For two-and-a-half weeks in January, MIT students got a crash course in hiring, funding, pitching, and other essentials of entrepreneurship. Throughout the Start6 course, offered during the Institute’s Independent Activities Period, roughly 80 participants met with successful founders and venture capitalists to learn the ins and outs of launching a start-up.
Launched in 2014 to help students make informed career choices, Start6 is led by Anantha Chandrakasan, head, Department of Electrical Engineering and Computer Science and the Joseph F. and Nancy P. Keithley Professor of Electrical Engineering. “The course exposed the students not just to one way of thinking but a multitude of different ways to think about starting a business,” Chandrakasan explained in an interview with Beta Boston.
Among this year’s speakers were Dropbox founder Drew Houston ’05, Ethernet co-inventor Robert Metcalfe ’68, and Bernard Gordon ’48, SM ’49, known as “the father of high-speed, analog-to-digital conversion.” Speakers recounted their struggles and emphasized the unpredictability of success. Metcalfe, for example, noted that the best technology doesn’t always succeed: “Innovation is very complicated. That’s the reason that most [start-ups] fail,” he said.

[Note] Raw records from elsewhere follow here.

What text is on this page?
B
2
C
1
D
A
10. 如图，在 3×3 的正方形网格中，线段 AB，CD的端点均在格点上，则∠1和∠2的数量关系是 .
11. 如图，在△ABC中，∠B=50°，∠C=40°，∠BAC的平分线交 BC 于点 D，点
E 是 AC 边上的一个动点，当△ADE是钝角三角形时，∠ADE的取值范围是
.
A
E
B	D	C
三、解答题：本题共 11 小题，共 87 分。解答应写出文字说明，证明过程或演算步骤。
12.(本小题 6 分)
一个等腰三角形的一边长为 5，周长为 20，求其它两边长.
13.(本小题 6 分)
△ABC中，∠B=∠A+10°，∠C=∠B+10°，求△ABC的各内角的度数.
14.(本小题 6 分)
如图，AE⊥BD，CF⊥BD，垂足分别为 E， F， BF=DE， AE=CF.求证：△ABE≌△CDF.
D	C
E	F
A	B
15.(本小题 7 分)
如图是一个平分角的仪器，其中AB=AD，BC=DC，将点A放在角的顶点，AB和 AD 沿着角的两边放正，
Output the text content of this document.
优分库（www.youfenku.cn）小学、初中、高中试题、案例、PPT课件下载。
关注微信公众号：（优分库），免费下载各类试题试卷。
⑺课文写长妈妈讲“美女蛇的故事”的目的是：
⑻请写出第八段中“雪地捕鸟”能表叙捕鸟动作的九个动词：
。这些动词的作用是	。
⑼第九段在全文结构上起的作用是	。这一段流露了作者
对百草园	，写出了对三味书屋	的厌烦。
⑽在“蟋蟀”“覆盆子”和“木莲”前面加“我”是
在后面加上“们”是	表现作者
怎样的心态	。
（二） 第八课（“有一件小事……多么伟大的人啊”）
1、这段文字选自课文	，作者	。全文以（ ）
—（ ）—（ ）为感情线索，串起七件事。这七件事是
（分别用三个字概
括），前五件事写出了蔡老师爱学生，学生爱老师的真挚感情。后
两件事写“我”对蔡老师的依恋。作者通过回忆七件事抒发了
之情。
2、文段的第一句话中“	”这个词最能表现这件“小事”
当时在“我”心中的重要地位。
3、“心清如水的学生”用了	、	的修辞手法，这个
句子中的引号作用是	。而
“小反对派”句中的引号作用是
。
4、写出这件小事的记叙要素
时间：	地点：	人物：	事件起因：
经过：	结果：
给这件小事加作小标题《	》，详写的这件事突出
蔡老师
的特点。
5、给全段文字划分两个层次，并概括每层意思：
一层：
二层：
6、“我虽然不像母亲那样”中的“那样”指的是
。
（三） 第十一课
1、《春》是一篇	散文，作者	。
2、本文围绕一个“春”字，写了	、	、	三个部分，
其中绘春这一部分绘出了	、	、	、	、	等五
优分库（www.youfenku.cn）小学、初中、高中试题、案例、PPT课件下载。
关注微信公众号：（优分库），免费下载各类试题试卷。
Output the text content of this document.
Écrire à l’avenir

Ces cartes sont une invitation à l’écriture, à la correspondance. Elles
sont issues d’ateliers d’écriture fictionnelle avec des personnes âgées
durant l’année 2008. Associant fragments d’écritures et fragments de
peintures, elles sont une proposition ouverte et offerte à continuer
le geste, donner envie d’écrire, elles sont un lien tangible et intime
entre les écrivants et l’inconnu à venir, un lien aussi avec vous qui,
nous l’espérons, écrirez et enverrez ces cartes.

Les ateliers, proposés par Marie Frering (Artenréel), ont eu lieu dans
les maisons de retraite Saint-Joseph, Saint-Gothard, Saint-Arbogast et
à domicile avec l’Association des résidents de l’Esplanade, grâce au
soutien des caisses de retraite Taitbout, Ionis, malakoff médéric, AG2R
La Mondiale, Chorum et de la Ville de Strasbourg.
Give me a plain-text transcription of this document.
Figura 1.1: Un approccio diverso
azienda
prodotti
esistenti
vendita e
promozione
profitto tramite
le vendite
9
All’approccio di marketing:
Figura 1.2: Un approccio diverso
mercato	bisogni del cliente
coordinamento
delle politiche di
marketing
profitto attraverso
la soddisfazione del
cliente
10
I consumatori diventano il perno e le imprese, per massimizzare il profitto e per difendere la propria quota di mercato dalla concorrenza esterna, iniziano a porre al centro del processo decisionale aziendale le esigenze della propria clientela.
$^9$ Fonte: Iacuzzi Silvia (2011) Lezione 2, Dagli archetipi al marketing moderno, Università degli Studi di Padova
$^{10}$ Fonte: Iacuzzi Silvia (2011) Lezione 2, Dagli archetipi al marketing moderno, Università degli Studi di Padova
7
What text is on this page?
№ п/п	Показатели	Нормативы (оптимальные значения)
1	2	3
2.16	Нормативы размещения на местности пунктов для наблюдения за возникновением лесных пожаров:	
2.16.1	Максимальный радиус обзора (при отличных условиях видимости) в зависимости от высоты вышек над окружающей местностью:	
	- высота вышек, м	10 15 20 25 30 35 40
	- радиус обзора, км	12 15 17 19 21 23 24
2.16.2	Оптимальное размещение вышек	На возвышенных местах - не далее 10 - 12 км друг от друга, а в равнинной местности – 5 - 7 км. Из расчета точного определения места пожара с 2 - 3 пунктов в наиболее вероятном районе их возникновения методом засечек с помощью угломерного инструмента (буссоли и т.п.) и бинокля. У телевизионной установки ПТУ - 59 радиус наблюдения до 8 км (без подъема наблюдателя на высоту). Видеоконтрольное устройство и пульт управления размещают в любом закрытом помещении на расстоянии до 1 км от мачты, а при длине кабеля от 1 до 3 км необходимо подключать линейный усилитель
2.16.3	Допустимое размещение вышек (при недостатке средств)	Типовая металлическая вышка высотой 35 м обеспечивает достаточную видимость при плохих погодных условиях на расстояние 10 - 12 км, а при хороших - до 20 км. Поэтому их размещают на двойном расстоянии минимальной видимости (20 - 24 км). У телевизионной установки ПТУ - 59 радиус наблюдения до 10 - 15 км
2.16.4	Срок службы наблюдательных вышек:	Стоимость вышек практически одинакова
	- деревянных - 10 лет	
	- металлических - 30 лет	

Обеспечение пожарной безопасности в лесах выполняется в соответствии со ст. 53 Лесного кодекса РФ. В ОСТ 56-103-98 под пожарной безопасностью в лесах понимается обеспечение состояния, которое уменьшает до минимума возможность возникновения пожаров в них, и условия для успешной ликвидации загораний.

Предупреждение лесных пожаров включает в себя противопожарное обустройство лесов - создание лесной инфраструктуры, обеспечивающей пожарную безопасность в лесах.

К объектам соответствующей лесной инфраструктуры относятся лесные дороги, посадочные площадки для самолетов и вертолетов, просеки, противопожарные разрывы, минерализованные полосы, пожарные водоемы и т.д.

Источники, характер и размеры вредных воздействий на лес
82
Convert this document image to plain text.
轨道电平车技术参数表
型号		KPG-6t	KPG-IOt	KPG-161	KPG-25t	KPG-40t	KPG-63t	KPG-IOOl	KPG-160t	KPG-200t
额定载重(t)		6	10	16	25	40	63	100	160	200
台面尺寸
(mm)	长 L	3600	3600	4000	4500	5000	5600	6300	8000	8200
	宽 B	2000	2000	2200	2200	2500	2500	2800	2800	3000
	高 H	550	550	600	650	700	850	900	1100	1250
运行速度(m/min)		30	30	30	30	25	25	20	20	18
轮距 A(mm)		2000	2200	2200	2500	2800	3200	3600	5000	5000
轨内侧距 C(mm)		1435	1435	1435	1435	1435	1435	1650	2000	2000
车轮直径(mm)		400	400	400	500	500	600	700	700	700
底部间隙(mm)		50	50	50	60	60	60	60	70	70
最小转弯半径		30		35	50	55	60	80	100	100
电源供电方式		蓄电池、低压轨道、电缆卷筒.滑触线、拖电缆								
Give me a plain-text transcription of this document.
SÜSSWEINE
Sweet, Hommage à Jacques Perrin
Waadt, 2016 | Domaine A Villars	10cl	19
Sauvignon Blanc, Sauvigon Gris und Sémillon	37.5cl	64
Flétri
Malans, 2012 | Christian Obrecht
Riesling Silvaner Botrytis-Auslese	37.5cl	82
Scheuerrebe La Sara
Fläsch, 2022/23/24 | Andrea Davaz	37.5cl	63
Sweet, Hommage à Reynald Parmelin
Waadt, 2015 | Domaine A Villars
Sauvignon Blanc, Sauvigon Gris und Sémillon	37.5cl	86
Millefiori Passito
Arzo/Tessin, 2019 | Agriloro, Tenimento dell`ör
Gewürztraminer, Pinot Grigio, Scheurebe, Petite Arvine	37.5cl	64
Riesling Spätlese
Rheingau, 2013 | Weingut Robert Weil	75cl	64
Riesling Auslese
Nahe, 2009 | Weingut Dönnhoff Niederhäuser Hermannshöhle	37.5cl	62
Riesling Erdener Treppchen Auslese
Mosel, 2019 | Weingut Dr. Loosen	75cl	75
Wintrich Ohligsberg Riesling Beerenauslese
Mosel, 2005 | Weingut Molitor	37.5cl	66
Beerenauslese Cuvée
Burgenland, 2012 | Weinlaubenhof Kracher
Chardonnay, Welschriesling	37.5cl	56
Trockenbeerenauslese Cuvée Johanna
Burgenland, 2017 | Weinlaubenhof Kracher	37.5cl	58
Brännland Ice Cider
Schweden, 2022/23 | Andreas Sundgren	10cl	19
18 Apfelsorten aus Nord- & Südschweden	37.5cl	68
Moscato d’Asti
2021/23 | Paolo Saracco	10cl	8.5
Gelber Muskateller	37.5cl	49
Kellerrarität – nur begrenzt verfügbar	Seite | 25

Most of the Start6 students had recently launched a company, or had ideas they hoped to turn into one. Working with mentors, students developed a business pitch and product, which they presented on the last day of the course. Phillip Nadeau, a PhD candidate in electrical engineering and computer science, said he enrolled in Start6 to learn about ways to commercialize a medical device to help people with inflammatory bowel syndrome. “We want to see what it would take. Is there a market, what’s the process for finding a market,” he told MIT News.